Now the client scans the "controls" element looking for the identifier "bug:create-bug-report". In this case it finds a "link" control which is equivalent to an ATOM link. Since our client understands all the features of the media type it will know that a link should be "followed" by issuing a HTTP GET on the "href" value.

This little "algorithm" is equivalent to what a human would do: open up a webpage, look for instructions on how to perform the task at hand and then follow them.

You may have noticed the dots "..." in the example. Those are there for a reason: they illustrate how the client only cares about stuff that is relevant to its current task. Anything else in the response is ignored. The consequence is that the server is free to evolve the content of the resource over time without breaking any clients - as long as it only adds new stuff. Neither does the client care if the content is supposed to be a "link page", a service index, a medical record or have any other specific "type" - as long as it contains elements that will help the client getting closer to its goal.

Follow link

Here we have the next operation:

Request
GET /~joe/track/add-issue
Accept: application/razor+json

Response
200 Ok
Content-Type: application/razor+json

{
  curies: ...,
  controls:
  [
    {
      type: "poe-factory",
      name: "bug:create-bug-report",
      href: "http://example.edu/~joe/track/add-issue",
      title: "Create new idempotent POE resource"
    }
  ]
}

Bingo! This time the client finds an "poe-factory" control with the right name "bug:create-bug-report" and now its time to create the bug report. The control type "poe-factory" means "Post Once Exactly factory" and is a special action element that enables idempotent POST operations. If you do not know what "idempotent" means then take a look at this page: http://www.infoq.com/news/2013/04/idempotent.

The good thing about idempotent operations is that they can safely be repeated if anything goes wrong on the network. If an operation times out the client can simply retry it again without the risk of creating the same entry multiple times. And since this new media type is for safe and durable "behind the scenes" work I find it rather important to include a mechanism for idempotent POST operations.

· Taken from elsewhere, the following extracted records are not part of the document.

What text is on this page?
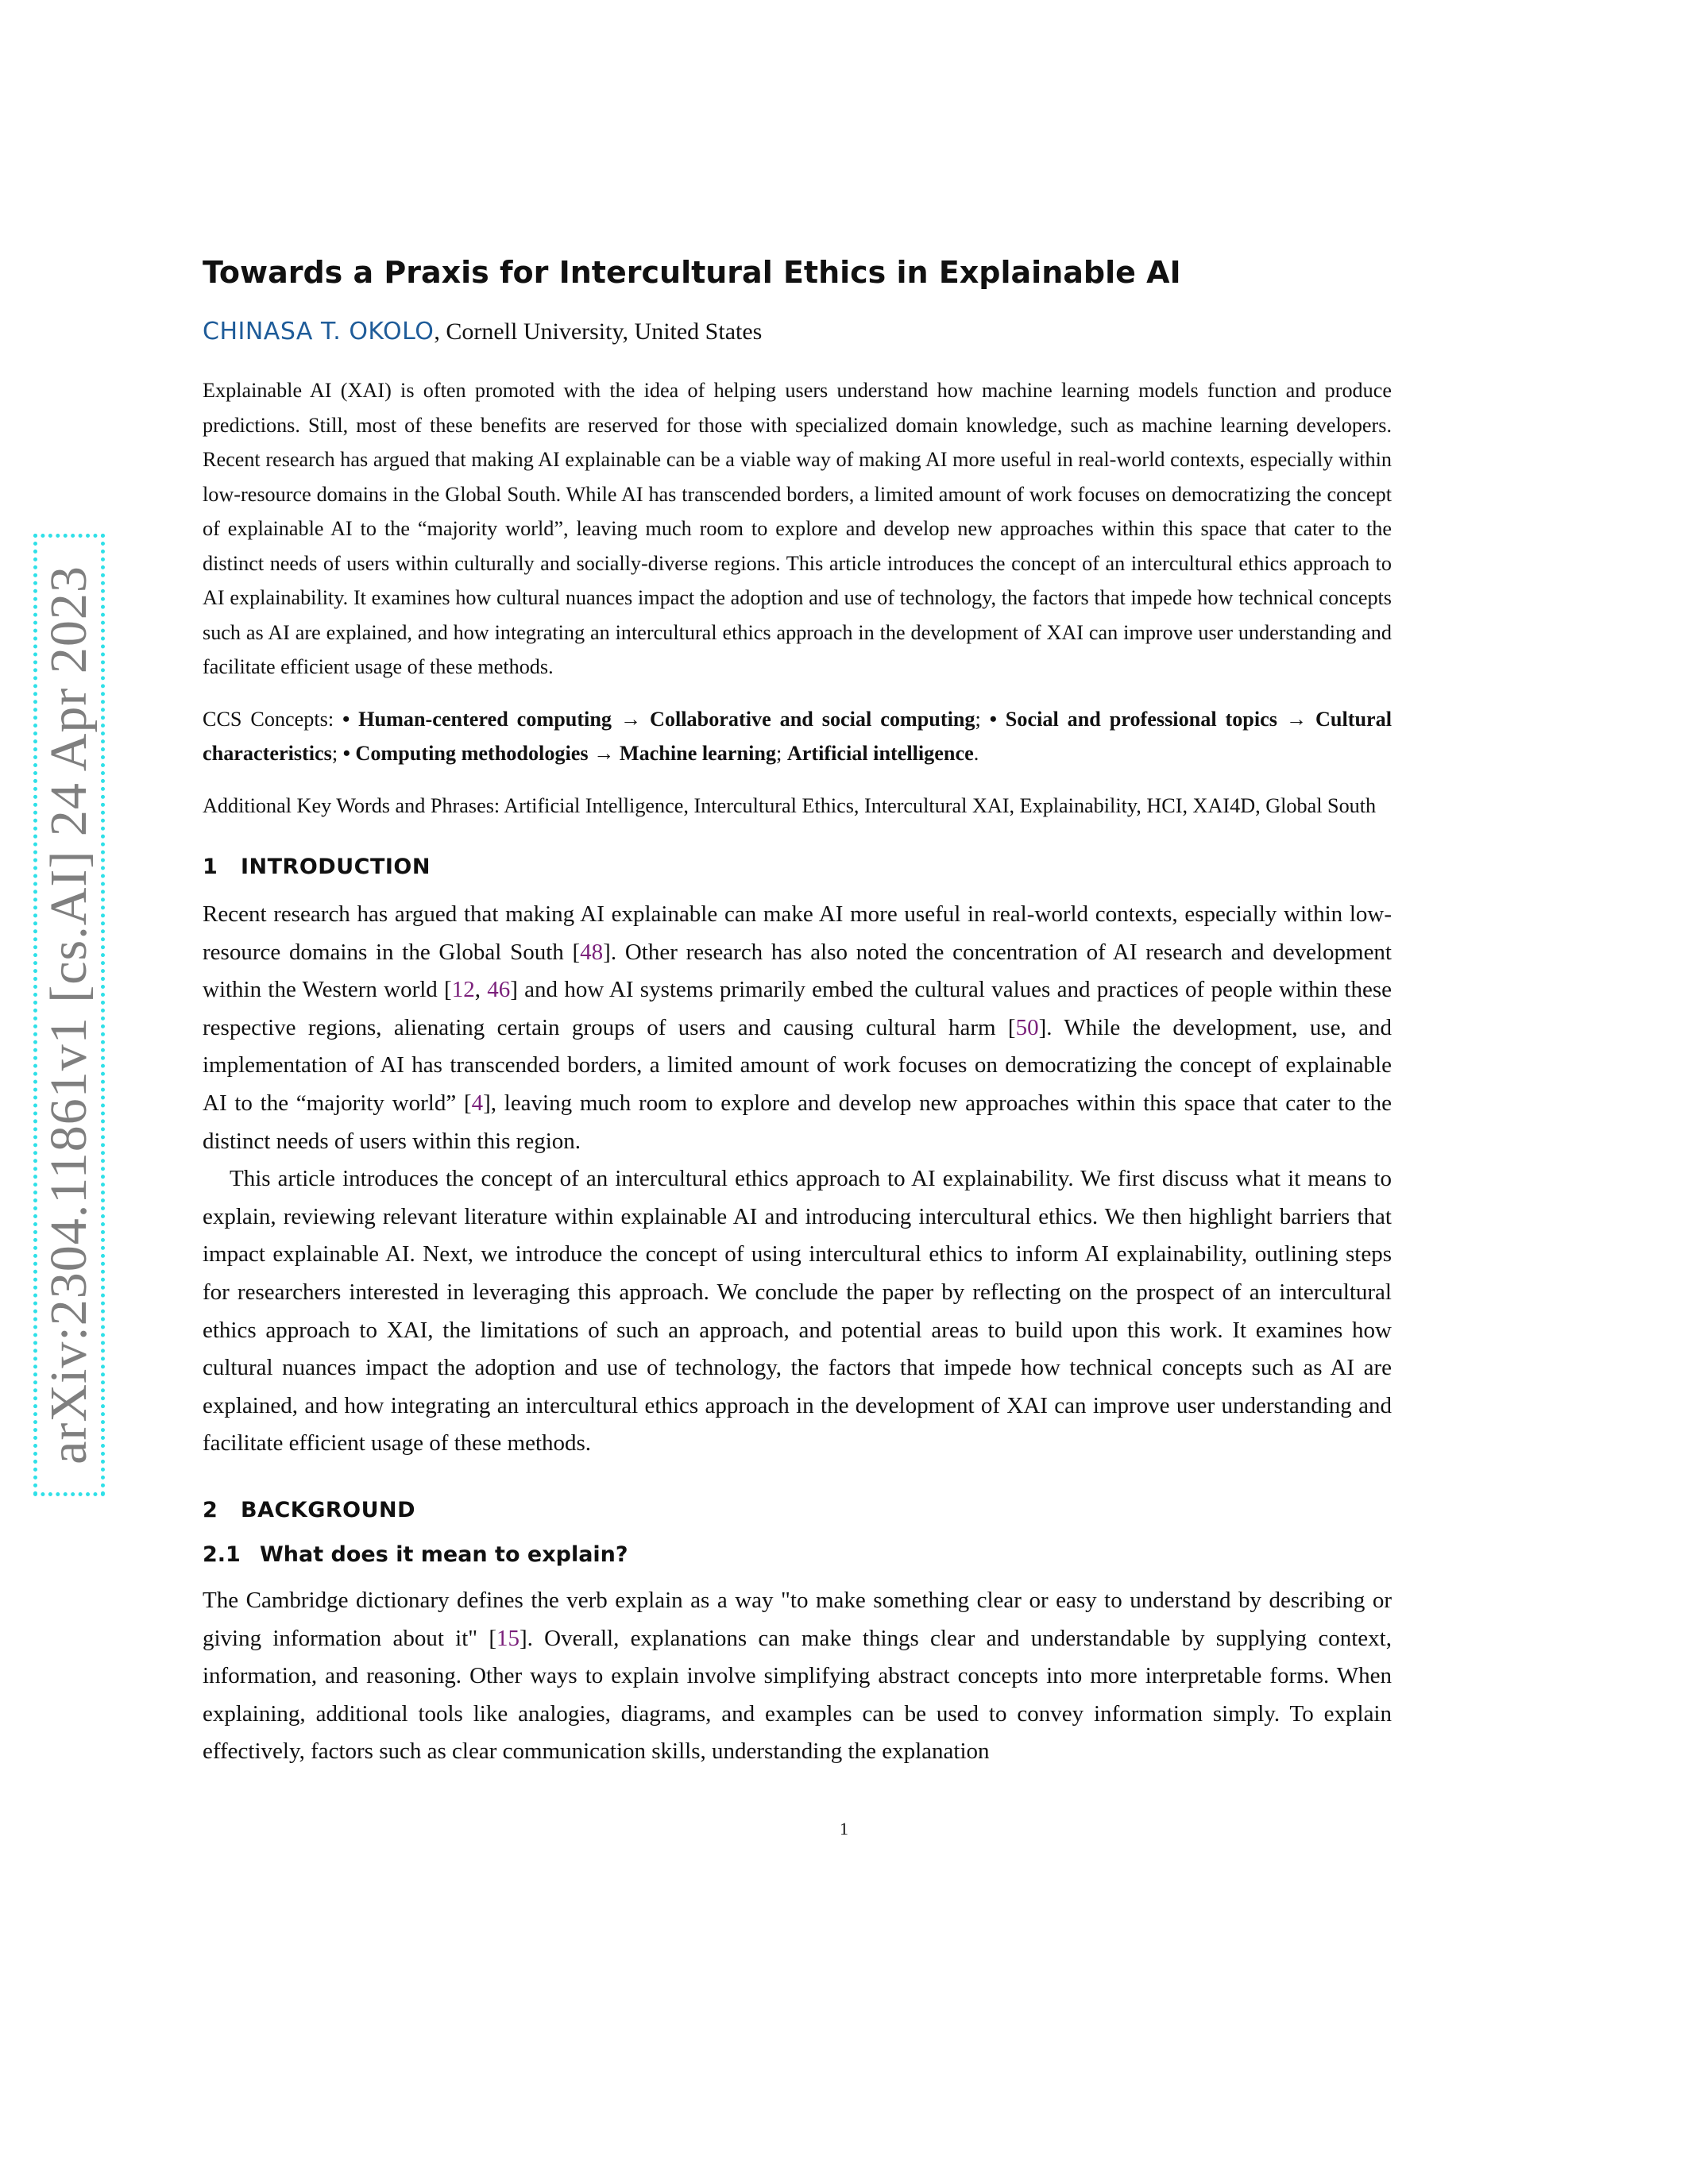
arXiv:2304.11861v1 [cs.AI] 24 Apr 2023
Towards a Praxis for Intercultural Ethics in Explainable AI
CHINASA T. OKOLO, Cornell University, United States

Explainable AI (XAI) is often promoted with the idea of helping users understand how machine learning models function and produce predictions. Still, most of these benefits are reserved for those with specialized domain knowledge, such as machine learning developers. Recent research has argued that making AI explainable can be a viable way of making AI more useful in real-world contexts, especially within low-resource domains in the Global South. While AI has transcended borders, a limited amount of work focuses on democratizing the concept of explainable AI to the “majority world”, leaving much room to explore and develop new approaches within this space that cater to the distinct needs of users within culturally and socially-diverse regions. This article introduces the concept of an intercultural ethics approach to AI explainability. It examines how cultural nuances impact the adoption and use of technology, the factors that impede how technical concepts such as AI are explained, and how integrating an intercultural ethics approach in the development of XAI can improve user understanding and facilitate efficient usage of these methods.

CCS Concepts: • Human-centered computing → Collaborative and social computing; • Social and professional topics → Cultural characteristics; • Computing methodologies → Machine learning; Artificial intelligence.

Additional Key Words and Phrases: Artificial Intelligence, Intercultural Ethics, Intercultural XAI, Explainability, HCI, XAI4D, Global South

1 INTRODUCTION

Recent research has argued that making AI explainable can make AI more useful in real-world contexts, especially within low-resource domains in the Global South [48]. Other research has also noted the concentration of AI research and development within the Western world [12, 46] and how AI systems primarily embed the cultural values and practices of people within these respective regions, alienating certain groups of users and causing cultural harm [50]. While the development, use, and implementation of AI has transcended borders, a limited amount of work focuses on democratizing the concept of explainable AI to the “majority world” [4], leaving much room to explore and develop new approaches within this space that cater to the distinct needs of users within this region.

This article introduces the concept of an intercultural ethics approach to AI explainability. We first discuss what it means to explain, reviewing relevant literature within explainable AI and introducing intercultural ethics. We then highlight barriers that impact explainable AI. Next, we introduce the concept of using intercultural ethics to inform AI explainability, outlining steps for researchers interested in leveraging this approach. We conclude the paper by reflecting on the prospect of an intercultural ethics approach to XAI, the limitations of such an approach, and potential areas to build upon this work. It examines how cultural nuances impact the adoption and use of technology, the factors that impede how technical concepts such as AI are explained, and how integrating an intercultural ethics approach in the development of XAI can improve user understanding and facilitate efficient usage of these methods.

2 BACKGROUND
2.1 What does it mean to explain?

The Cambridge dictionary defines the verb explain as a way "to make something clear or easy to understand by describing or giving information about it" [15]. Overall, explanations can make things clear and understandable by supplying context, information, and reasoning. Other ways to explain involve simplifying abstract concepts into more interpretable forms. When explaining, additional tools like analogies, diagrams, and examples can be used to convey information simply. To explain effectively, factors such as clear communication skills, understanding the explanation

1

The implementation chosen here requires the client to do an empty POST first. This will create a new POE resource (thus the name "poe-factory") and redirect the client to it. The client can then POST to the new resource as many times it needs until the operation succeeds. The server returns "201 Created" first time it completes the operation whereas it returns "303 See Other" on following requests. In either case the server includes a "Location" header pointing to the new POE resource.

Subbu Allamaraju has a nice blog post on post once exactly techniques.

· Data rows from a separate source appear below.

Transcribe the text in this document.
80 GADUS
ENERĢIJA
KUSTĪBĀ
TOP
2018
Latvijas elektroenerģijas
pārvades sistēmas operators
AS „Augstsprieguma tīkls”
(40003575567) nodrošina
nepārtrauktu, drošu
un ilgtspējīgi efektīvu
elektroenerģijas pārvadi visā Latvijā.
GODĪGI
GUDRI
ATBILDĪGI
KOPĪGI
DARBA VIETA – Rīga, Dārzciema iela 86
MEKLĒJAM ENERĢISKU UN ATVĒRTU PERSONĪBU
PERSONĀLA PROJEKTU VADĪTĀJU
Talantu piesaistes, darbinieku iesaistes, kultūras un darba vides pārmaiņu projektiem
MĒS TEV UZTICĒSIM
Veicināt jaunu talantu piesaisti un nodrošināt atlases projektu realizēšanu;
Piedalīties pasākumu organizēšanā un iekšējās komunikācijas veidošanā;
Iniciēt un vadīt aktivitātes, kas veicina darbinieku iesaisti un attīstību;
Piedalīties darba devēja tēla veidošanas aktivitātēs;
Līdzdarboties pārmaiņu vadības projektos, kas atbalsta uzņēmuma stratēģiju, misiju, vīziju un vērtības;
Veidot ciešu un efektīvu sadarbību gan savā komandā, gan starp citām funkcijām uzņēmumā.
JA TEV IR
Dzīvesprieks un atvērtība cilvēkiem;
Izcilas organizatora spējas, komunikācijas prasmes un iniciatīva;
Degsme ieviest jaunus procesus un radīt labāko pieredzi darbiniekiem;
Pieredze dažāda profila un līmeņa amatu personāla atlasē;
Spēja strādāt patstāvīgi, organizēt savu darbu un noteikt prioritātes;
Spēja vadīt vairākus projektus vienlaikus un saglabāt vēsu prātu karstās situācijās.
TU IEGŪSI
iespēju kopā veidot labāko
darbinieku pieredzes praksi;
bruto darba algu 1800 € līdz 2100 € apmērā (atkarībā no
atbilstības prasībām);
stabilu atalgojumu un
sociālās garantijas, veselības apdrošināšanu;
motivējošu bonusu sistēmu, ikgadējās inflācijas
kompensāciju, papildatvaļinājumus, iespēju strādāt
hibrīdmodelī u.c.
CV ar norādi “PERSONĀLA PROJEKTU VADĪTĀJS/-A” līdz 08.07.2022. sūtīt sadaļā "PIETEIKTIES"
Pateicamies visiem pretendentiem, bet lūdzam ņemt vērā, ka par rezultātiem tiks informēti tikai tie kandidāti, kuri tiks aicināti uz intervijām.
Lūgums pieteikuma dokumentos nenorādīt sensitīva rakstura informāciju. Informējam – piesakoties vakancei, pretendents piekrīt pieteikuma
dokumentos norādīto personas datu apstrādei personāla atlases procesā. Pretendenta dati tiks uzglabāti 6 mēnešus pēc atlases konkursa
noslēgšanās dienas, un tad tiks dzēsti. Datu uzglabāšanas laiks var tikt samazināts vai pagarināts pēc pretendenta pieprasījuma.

I chose this approach for the following reasons:
  • It has the simplest possible client side logic - at the cost of an extra round trip to the server. A similar solution could have required the client to create a GUID (message ID) and include it in the payload somehow, but that would make the protocol slightly more prone to client side errors.
  • It requires no special headers.
  • It adds no extra information to the payload.
  • URLs are opaque and the server gets to choose how the POE/message ID is encoded.

Create POE resource

In order to complete its task the client first issues an empty POST operation to the URL of the "href" attribute:

Request
POST /~joe/track/add-issue
Content-length: 0

Response
201 Created
Location: http://example.edu/~joe/track/add-issue/bd925-ye174h

GET POE resource

It should be rather obvious now that the client has no choice but to follow the response:

Request
GET /~joe/track/add-issue/bd925-ye174h
Accept: application/razor+json

Response
400 Ok
Content-Type: application/razor+json

{
  curies: ...,
  controls:
  [
    {
      type: "poe-action",
      name: "bug:create-bug-report",
      documentation: ... some URL ...,
      method: "POST",
      href: "http://example.edu/~joe/track/add-issue/bd925-ye174h",
      type: "application/json",
      scaffold: ... any JSON object ...,
      title: "Add issue"
    }
  ]
}

Now the client gets a response with a "poe-action" control. This tells the client that it can safely POST as many times it needs to the "href" URL. The actual payload is given by the BugMe specification (Title, Description, Severity).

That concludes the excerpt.